When a critical vulnerability announcement affects a majority of your cloud infrastructure how do you mitigate quickly with minimal downtime? Vulnerability management is challenging in a Cloud IaaS environment because many systems are ephemeral and launched from baseline images (Gold Disk, AWS AMI, etc.). We must assess vulnerabilities on baseline images, as well as on running systems to gain better visibility into our dynamic cloud environments.

Through assessing baseline images for vulnerabilities we close security gaps introduced through the use of ephemeral instances that automatically scale. What happens if a software repository used for updating software and security packages is unavailable when a new system is launched? If the baseline image is out of date and this 'patch after deployment’ method fails, we could be putting our organization at risk. Quick ‘restacking’ of infrastructure in the cloud environment is necessary to avoid reintroduction of old vulnerabilities.
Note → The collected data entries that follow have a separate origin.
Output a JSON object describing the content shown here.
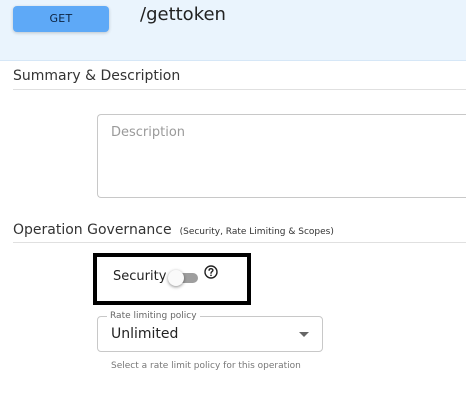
{
  "operation": {
    "method": "GET",
    "path": "/gettoken"
  },
  "summary_section": {
    "title": "Summary & Description",
    "description_placeholder": "Description",
    "description_value": ""
  },
  "governance_section": {
    "title": "Operation Governance",
    "subtitle": "(Security, Rate Limiting & Scopes)",
    "security": {
      "label": "Security",
      "enabled": false,
      "help_icon": "question-circle-icon"
    },
    "rate_limiting": {
      "label": "Rate limiting policy",
      "value": "Unlimited",
      "helper": "Select a rate limit policy for this operation",
      "dropdown_icon": "caret-down-icon"
    }
  },
  "colors": {
    "header_bg": "#eaf4fd",
    "method_badge": "#5ea9f7",
    "highlight_border": "#000000"
  }
}
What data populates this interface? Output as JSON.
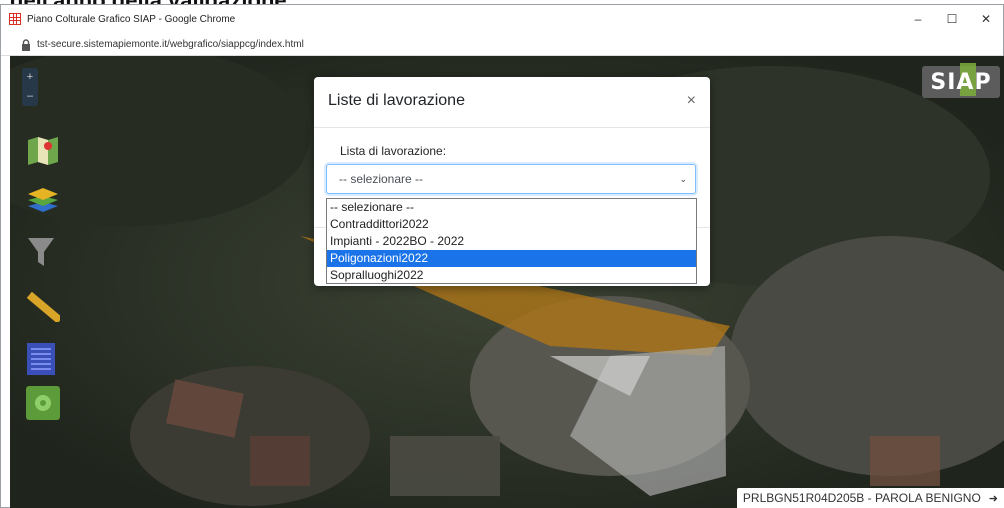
{
  "top_caption": "dell'anno della validazione.",
  "browser": {
    "title": "Piano Colturale Grafico SIAP - Google Chrome",
    "url": "tst-secure.sistemapiemonte.it/webgrafico/siappcg/index.html",
    "minimize": "–",
    "maximize": "☐",
    "close": "✕"
  },
  "map": {
    "zoom_in": "+",
    "zoom_out": "–",
    "logo_text": "SIAP",
    "tools": [
      "map-icon",
      "layers-icon",
      "filter-icon",
      "ruler-icon",
      "list-icon",
      "gear-icon"
    ],
    "user_label": "PRLBGN51R04D205B - PAROLA BENIGNO",
    "user_arrow": "➜"
  },
  "modal": {
    "title": "Liste di lavorazione",
    "close": "×",
    "field_label": "Lista di lavorazione:",
    "selected": "-- selezionare --",
    "options": [
      "-- selezionare --",
      "Contraddittori2022",
      "Impianti - 2022BO - 2022",
      "Poligonazioni2022",
      "Sopralluoghi2022"
    ],
    "highlighted_index": 3
  },
  "colors": {
    "highlight": "#1a73e8",
    "logo_green": "#7cae3a",
    "favicon_red": "#d93025"
  }
}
When a new vulnerability is released we can quickly create a new, patched baseline image, and share it with the entire organization. This process consists of launching a system from the previous baseline, installing security updates, and creating a new baseline from this system. When new security patches are released, the security team should coordinate with the organization’s cloud infrastructure team to create and release a new image. Once this image is created it should be thoroughly tested including vulnerability scanning. Its availability should then be communicated to the entire organization with instructions for rapid integration into production applications.
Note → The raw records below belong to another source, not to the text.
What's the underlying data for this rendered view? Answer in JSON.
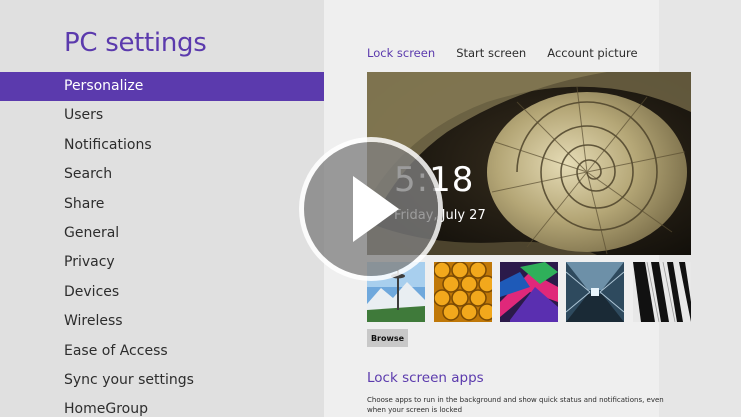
{
  "app_title": "PC settings",
  "nav": {
    "items": [
      {
        "label": "Personalize",
        "active": true
      },
      {
        "label": "Users"
      },
      {
        "label": "Notifications"
      },
      {
        "label": "Search"
      },
      {
        "label": "Share"
      },
      {
        "label": "General"
      },
      {
        "label": "Privacy"
      },
      {
        "label": "Devices"
      },
      {
        "label": "Wireless"
      },
      {
        "label": "Ease of Access"
      },
      {
        "label": "Sync your settings"
      },
      {
        "label": "HomeGroup"
      }
    ]
  },
  "tabs": [
    {
      "label": "Lock screen",
      "active": true
    },
    {
      "label": "Start screen"
    },
    {
      "label": "Account picture"
    }
  ],
  "lock_preview": {
    "time": "5:18",
    "date": "Friday, July 27"
  },
  "thumbnails": [
    "space-needle-mountain",
    "honeycomb",
    "color-ribbons",
    "light-tunnel",
    "piano-keys"
  ],
  "browse_label": "Browse",
  "lock_apps": {
    "title": "Lock screen apps",
    "description": "Choose apps to run in the background and show quick status and notifications, even when your screen is locked"
  },
  "overlay": {
    "icon": "play-icon"
  },
  "colors": {
    "accent": "#5b3aad",
    "left_pane": "#e0e0e0",
    "content_bg": "#efefef",
    "active_text": "#ffffff"
  }
}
Blue/Green deployment is a popular application automation strategy. Blue/Green deployments involve running two identical production stacks (environments) simultaneously, with the ability to quickly switch production workloads between them. While one environment runs in production the other stack would be used to test final changes or updates to the application. Upon the completion of testing, routing of production traffic is switched to the new stack.  Several different Blue/Green deployment architectures are used throughout organizations, but the end goal of each remains the same: rapid updates to applications with minimal downtime.

Using Blue/Green deployments to assist with our vulnerability management strategy, the entire organization can be running on the patched baseline image in production environments extremely quickly.  As an example, let’s say an application is currently running on a ‘Green’ environment. When a new baseline is released with appropriate security patches, each application team would stand up a ‘Blue’ environment built off of this new image. If application deployments are completely automated (using CloudFormation, or Chef, for example) this should require minimal time and effort. After rollout of the Blue stack is completed, QA testing and vulnerability scanning can be performed before switching the new Blue environment to production. When the application team is confident in the stability of this new environment, the current Green environment can be destroyed.
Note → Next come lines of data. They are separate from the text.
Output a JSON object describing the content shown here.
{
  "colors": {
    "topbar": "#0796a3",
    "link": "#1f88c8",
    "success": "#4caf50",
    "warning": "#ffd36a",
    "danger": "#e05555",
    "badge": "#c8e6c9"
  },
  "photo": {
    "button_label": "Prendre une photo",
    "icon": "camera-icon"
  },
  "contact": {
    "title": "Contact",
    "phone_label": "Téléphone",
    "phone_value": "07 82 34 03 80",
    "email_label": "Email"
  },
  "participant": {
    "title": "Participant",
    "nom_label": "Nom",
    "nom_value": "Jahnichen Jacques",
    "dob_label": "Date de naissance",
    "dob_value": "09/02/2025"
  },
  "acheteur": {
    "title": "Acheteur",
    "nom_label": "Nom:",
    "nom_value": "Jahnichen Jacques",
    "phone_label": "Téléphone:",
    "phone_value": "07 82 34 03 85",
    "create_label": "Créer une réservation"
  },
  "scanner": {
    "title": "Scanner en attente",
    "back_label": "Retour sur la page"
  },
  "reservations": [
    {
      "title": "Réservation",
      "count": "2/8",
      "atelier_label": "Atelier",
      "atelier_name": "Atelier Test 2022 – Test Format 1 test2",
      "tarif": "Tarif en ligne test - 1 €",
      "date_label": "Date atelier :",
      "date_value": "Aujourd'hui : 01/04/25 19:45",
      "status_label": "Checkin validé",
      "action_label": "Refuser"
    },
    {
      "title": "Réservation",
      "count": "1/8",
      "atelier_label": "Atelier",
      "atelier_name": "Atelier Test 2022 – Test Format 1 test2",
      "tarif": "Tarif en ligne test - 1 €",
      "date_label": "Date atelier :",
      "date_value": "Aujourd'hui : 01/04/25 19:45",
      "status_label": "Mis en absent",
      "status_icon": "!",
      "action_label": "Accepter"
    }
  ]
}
Although knowing that a system is using an up-to-date baseline image will not allow us to know whether its software packages have been downgraded, or whether other vulnerabilities have been introduced after deployment, it does provide a level of confidence that the system was not vulnerable when it was first launched. By using a Blue/Green deployment strategy, alongside automated restacking on baseline images, we feel safer because our patching doesn’t rely on external systems. With this method, the security team can quickly develop a baseline vulnerability risk score of their entire cloud environment by determining the percentage of systems running on vulnerable images. Correlating this score with real-time vulnerability data from running instances can provide enhanced visibility for the organization.

How are you performing vulnerability management in your Cloud or virtualized environment?